KALICI ATEŞKES OYUNU DEĞİŞTİREBİLİR
Bugün Ukrayna sahasında ABD’nin izolasyon stratejisiyle paralel gelişen politikaları, açık şekilde krizin askeri ve politik maliyetini Avrupalıların sırtına yükleme eğiliminde. Yani hem Amerikan caydırıcılığı yok hem de uluslararasılaşmış bir krizde doğrudan Rus tehdidi var. Bu ortamda sahaya asker göndermek ancak ve ancak Trump-Putin görüşmelerinde sınırların net çizildiği bir ateşkesle mümkün olabilir. Diğer bir deyişle Trump’ın taviz vererek veya zorlayarak Putin’i razı ettiği ve kalıcı olmasını sağladığı bir ateşkesle gerçekleşebilir. Burada kalıcı ateşkes kavramı oyun değiştirici etkiye sahip. Ateşkes şartlarının Putin’i tekrar harekete geçmekten caydıracak şekilde kurgulanması aynı zamanda Trump’ın süregelen izolasyon hedeflerinden vazgeçerek Rusya’yı caydırmayı taahhüt etmesi anlamına gelir. Böyle bir ortamda da aslında Ukrayna’nın ateşkes sonrası elinde kalan topraklarında Avrupalılar için steril bir operasyon alanı da oluşmuş demektir. Ancak mevcut şartlara bakıldığında toprak takası ihtimali bile taraflar arasında konuşulurken bir Amerikan caydırıcılığından bahsetmek mümkün değil. Dolayısıyla geçici bir ateşkesin bile oluşması tamamen Putin’in inisiyatifinde gözüküyor.

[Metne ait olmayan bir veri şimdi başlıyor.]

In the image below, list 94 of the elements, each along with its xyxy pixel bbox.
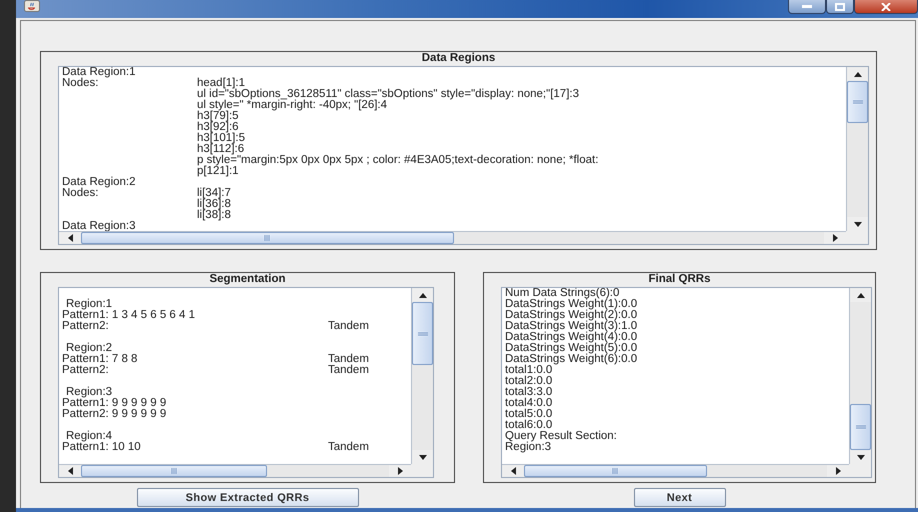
pattern-line: Pattern1: 1 3 4 5 6 5 6 4 1: [62, 309, 195, 321]
down-arrow-icon: [856, 454, 864, 460]
panel-title: Segmentation: [208, 273, 287, 287]
result-line: DataStrings Weight(6):0.0: [505, 354, 638, 365]
pattern-line: Pattern2: 9 9 9 9 9 9: [62, 408, 166, 420]
scroll-right-button[interactable]: [824, 232, 846, 244]
scroll-thumb[interactable]: [81, 232, 454, 244]
down-arrow-icon: [854, 222, 862, 226]
scroll-right-button[interactable]: [827, 465, 849, 477]
left-arrow-icon: [68, 234, 72, 242]
result-line: total4:0.0: [505, 398, 552, 409]
node-line: h3[112]:6: [197, 144, 244, 155]
line-label: Nodes:: [62, 187, 98, 199]
left-arrow-icon: [68, 467, 72, 475]
node-line: head[1]:1: [197, 78, 245, 89]
tandem-label: Tandem: [328, 354, 369, 365]
line-label: Nodes:: [62, 77, 98, 89]
scroll-down-button[interactable]: [412, 450, 433, 464]
scroll-left-button[interactable]: [59, 465, 81, 477]
maximize-button[interactable]: [826, 0, 854, 14]
result-line: DataStrings Weight(4):0.0: [505, 332, 638, 343]
pattern-line: Pattern1: 9 9 9 9 9 9: [62, 397, 166, 409]
result-line: DataStrings Weight(1):0.0: [505, 299, 638, 310]
tandem-label: Tandem: [328, 321, 369, 332]
scroll-down-button[interactable]: [850, 450, 871, 464]
result-line: Num Data Strings(6):0: [505, 288, 620, 299]
show-qrrs-button[interactable]: Show Extracted QRRs: [136, 488, 358, 507]
result-line: total1:0.0: [505, 365, 552, 376]
node-line: ul style=" *margin-right: -40px; "[26]:4: [197, 100, 388, 111]
left-arrow-icon: [510, 467, 516, 475]
close-icon: [881, 2, 891, 10]
scroll-left-button[interactable]: [502, 465, 524, 477]
vertical-scrollbar[interactable]: [849, 288, 871, 464]
minimize-button[interactable]: [788, 0, 826, 14]
line-label: Data Region:1: [62, 67, 136, 78]
right-arrow-icon: [398, 467, 402, 475]
scroll-thumb[interactable]: [847, 81, 868, 124]
pattern-line: Pattern1: 10 10: [62, 441, 141, 453]
line-label: Data Region:2: [62, 176, 136, 188]
scroll-up-button[interactable]: [412, 288, 433, 302]
node-line: h3[101]:5: [197, 133, 245, 144]
scroll-thumb[interactable]: [850, 404, 871, 450]
right-arrow-icon: [836, 467, 840, 475]
result-line: DataStrings Weight(2):0.0: [505, 310, 638, 321]
scroll-down-button[interactable]: [847, 217, 868, 231]
down-arrow-icon: [418, 454, 426, 460]
result-line: total5:0.0: [505, 409, 552, 420]
minimize-icon: [802, 5, 812, 8]
region-heading: Region:3: [65, 387, 112, 398]
up-arrow-icon: [854, 72, 862, 76]
region-heading: Region:2: [65, 343, 112, 354]
node-line: li[34]:7: [197, 188, 231, 199]
up-arrow-icon: [418, 292, 426, 298]
region-heading: Region:4: [65, 431, 112, 442]
horizontal-scrollbar[interactable]: [59, 231, 846, 244]
tandem-label: Tandem: [328, 442, 369, 453]
result-line: total6:0.0: [505, 420, 552, 431]
right-arrow-icon: [832, 234, 838, 242]
scroll-up-button[interactable]: [847, 67, 868, 81]
scroll-up-button[interactable]: [850, 288, 871, 302]
node-line: h3[92]:6: [197, 122, 239, 133]
result-line: Region:3: [505, 442, 552, 453]
up-arrow-icon: [856, 292, 864, 298]
result-line: DataStrings Weight(3):1.0: [505, 321, 638, 332]
result-line: total3:3.0: [505, 387, 552, 398]
node-line: ul id="sbOptions_36128511" class="sbOptions" style="display: none;"[17]:3: [197, 89, 579, 100]
horizontal-scrollbar[interactable]: [59, 464, 411, 477]
pattern-line: Pattern2:: [62, 320, 109, 332]
pattern-line: Pattern2:: [62, 364, 109, 376]
scroll-thumb[interactable]: [81, 465, 267, 477]
vertical-scrollbar[interactable]: [846, 67, 868, 231]
result-line: total2:0.0: [505, 376, 552, 387]
node-line: li[38]:8: [197, 210, 231, 221]
region-heading: Region:1: [65, 299, 112, 310]
node-line: p style="margin:5px 0px 0px 5px ; color: #4E3A05;text-decoration: none; *float:: [197, 155, 598, 166]
node-line: li[36]:8: [197, 199, 231, 210]
maximize-icon: [835, 2, 845, 10]
next-button[interactable]: Next: [634, 488, 726, 507]
panel-title: Final QRRs: [648, 273, 712, 287]
scroll-thumb[interactable]: [524, 465, 707, 477]
result-line: DataStrings Weight(5):0.0: [505, 343, 638, 354]
java-cup-icon: [24, 0, 40, 12]
scroll-right-button[interactable]: [389, 465, 411, 477]
close-button[interactable]: [854, 0, 918, 14]
vertical-scrollbar[interactable]: [411, 288, 433, 464]
node-line: p[121]:1: [197, 166, 239, 177]
node-line: h3[79]:5: [197, 111, 239, 122]
tandem-label: Tandem: [328, 365, 369, 376]
panel-title: Data Regions: [420, 52, 496, 66]
result-line: Query Result Section:: [505, 431, 617, 442]
scroll-thumb[interactable]: [412, 302, 433, 366]
scroll-left-button[interactable]: [59, 232, 81, 244]
pattern-line: Pattern1: 7 8 8: [62, 353, 138, 365]
horizontal-scrollbar[interactable]: [502, 464, 849, 477]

FRANSA VE İNGİLTERE MASAYI TERS ÇEVİREBİLİRLER Mİ?
Bu noktada Ukrayna meselesinin akıbetini yani Avrupa güvenliğini Trump’ın tercihleriyle sınırlamanın bir hata olduğu görüşü yaygın. Hatta Fransa ve İngiltere gibi aktörlerin masayı ters çevirmesinin vakti geldiği söyleniyor. Yani İsrail’in İran’a açtığı savaş gibi Trump’ın bölgesel öncelikleri kendi önceliklerinizle uyuşmuyorsa, bölgesel dengeleri dönüştürerek Trump’ı da buna ayak uydurmaya mecbur bırakmak bugün bir seçenek olarak sunuluyor. Elbette nükleer güçler olarak İngiltere ve Fransa bu adımı atarsa Rusya ile konvansiyonel bir savaş ihtimali oldukça zayıf. Dolayısıyla Ukrayna sahasında bu iki aktörün asker bulundurması bir anda Putin’in de hareket alanının daraldığı bir oldubitti yaratabilir. Diğer bir deyişle Trump için ikna etmesi gereken bir Rusya sorunu da kalmaz. Tıpkı ABD-İran nükleer müzakerelerinde olduğu gibi, İsrail müzakere konusu olan nükleer tesisleri vurduğunda ve İran hava savunma sistemlerini bertaraf ettiğinde Trump bunu engellemek yerine yeni şartlara ayak uydurarak bir operasyon da kendisi yaptı. Diğer bir deyişle Trump İsrail eliyle elde edilen zaferi sahiplenmek için sıfır maliyetle sahaya inmeyi tercih etti.
Ancak İngiltere ve Fransa’nın Ukrayna’da sahayı bu şekilde dönüştürmesi ne kadar kulağa mantıklı geliyor olsa da burada bir otonomi problemiyle karşı karşıyayız. Avrupa ülkeleri ile ABD arasındaki ilişki bir asimetriye dayanan müttefiklik dinamiklerinin ötesinde neredeyse adı konmamış bir hiyerarşi ile sürdürülüyor. Dolayısıyla İsrail gibi ABD’yi bir şeylere mecbur bırakacak düzeyde dış politika kararları almak bu aktörlerden şu an için beklenmemesi gereken bir durum. Yani Macron yahut Starmer’in askeri operasyon çıkışları aslında Trump’ın gözünde birer parazitten ibaret olan Avrupalıların Ukrayna’nın güvenlik maliyetlerini yüklenmeye gönüllü oldukları imajıyla Trump’ı idare etme çabalarının bir ürünü.